Greathouse was quiet for a while. Sunlight was beginning to stream through the woods and the humid air was getting warmer. “This whole thing stinks, if you ask me,” Greathouse started up again. “Those lunatics walking around without chains on their ankles. All that hogshit about mental disorders and dream states and such. You know what my father would’ve used on me if I’d gone into a damned dream state? A bullwhip to wake me up with, that’s what! Seems to me that’s what some of those people need, not coddling like they’re tender violets.”

“I assume, then,” said Matthew dryly, “that you would give Jacob the bullwhip treatment?”

“You know what I mean! Hell, call a loon a loon and be done with it!”

“I’m sure there are many so-called doctors in the asylums of England who would agree with you. Then again, they would have no need for our services.” Matthew glanced quickly at Greathouse to gauge his expression-which was dour-and then looked toward the road again. “Don’t you think it’s admirable that Ramsendell and Hulzen want to help their patients?”

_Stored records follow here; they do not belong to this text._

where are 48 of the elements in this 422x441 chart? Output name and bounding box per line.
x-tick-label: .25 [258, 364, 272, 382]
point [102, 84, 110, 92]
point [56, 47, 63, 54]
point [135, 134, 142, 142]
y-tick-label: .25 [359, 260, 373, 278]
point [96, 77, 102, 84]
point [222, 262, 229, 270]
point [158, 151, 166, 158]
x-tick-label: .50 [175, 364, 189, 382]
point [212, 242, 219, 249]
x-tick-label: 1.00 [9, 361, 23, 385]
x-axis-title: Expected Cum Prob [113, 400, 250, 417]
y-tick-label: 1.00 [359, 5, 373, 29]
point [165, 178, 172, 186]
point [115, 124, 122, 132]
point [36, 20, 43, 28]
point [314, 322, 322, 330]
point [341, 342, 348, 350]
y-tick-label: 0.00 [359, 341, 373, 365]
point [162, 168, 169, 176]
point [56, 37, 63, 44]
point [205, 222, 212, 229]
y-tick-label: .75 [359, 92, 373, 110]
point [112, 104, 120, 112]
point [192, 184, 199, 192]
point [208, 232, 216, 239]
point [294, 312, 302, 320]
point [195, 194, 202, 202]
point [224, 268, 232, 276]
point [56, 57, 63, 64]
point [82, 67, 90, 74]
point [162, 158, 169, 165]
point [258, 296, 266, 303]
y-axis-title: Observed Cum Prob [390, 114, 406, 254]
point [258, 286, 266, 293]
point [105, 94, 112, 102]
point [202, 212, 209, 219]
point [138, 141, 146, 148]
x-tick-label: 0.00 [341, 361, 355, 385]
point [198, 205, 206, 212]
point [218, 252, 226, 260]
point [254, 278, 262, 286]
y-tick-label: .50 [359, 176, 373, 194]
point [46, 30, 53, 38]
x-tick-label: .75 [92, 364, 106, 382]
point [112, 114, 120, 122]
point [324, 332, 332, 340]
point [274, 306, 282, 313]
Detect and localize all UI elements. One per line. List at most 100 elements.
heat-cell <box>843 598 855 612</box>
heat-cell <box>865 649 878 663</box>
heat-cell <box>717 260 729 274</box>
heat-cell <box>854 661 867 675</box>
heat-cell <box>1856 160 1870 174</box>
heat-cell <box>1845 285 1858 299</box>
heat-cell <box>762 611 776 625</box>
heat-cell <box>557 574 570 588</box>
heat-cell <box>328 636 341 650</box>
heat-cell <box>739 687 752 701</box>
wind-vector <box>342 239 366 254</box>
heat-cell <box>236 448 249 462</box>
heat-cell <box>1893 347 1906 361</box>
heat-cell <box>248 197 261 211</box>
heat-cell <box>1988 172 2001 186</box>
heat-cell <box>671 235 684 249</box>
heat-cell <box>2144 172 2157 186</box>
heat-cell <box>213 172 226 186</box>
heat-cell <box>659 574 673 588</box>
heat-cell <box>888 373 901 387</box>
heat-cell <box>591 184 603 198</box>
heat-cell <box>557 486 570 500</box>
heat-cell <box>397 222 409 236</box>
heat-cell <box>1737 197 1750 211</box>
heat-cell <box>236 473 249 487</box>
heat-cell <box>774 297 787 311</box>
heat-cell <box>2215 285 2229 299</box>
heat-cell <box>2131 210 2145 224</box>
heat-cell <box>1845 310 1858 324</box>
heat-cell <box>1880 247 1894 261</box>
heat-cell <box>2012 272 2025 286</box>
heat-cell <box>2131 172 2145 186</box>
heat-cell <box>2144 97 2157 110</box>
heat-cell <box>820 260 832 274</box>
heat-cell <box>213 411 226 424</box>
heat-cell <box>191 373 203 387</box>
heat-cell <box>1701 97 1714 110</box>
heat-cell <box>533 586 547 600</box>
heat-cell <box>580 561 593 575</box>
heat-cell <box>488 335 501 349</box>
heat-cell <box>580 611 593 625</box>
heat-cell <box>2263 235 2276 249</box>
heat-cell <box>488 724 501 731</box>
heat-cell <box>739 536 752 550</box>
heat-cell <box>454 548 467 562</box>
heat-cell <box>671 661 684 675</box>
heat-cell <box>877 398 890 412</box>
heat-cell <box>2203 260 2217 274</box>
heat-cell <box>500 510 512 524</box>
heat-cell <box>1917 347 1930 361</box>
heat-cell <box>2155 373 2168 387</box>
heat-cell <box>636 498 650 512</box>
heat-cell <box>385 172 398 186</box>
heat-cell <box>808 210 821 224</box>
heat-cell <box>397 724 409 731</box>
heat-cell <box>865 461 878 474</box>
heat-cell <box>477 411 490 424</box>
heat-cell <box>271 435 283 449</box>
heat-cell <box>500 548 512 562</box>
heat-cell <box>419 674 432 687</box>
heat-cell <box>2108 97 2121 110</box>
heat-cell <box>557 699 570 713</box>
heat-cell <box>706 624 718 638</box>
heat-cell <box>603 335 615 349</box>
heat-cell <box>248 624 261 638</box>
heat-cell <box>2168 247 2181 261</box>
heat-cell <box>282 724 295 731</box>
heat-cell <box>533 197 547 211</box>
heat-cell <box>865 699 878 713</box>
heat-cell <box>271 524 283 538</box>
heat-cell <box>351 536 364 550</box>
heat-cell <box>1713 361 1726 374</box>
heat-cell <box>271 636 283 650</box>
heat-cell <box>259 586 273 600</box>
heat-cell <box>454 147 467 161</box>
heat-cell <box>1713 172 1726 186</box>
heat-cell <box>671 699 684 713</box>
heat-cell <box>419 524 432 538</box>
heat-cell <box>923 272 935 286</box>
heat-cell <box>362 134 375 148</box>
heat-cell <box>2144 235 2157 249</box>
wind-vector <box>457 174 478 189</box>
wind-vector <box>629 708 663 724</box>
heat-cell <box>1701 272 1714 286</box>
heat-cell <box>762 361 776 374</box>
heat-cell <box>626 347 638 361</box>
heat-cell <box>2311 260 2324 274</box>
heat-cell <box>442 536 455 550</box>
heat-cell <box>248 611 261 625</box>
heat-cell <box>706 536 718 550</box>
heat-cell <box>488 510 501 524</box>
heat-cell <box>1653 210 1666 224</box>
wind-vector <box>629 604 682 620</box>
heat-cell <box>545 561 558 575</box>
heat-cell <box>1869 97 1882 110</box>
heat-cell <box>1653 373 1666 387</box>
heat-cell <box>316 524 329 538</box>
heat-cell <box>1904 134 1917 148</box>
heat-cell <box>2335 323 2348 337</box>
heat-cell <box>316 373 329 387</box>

“I think it’s foolish and we were wrong to come here. People with mind disease can’t be helped.”

“Oh, I see. Mind disease, is it?”

“Yes, and don’t be cocky about it, either. I had an uncle on my mother’s side who got the mind disease. At fifty years of age he liked to sit around and whittle on little wooden horses. Sat me down once and went on about how he saw gnomes in his garden. And him an ex-military man, a cavalry captain! You know, you remind me of him, in a way.”

“What way?”

“He was always playing chess. By himself. He set up his games and played both sides, talking to himself all the while.”

“Imagine that,” Matthew said, and gave Greathouse a sidelong glance.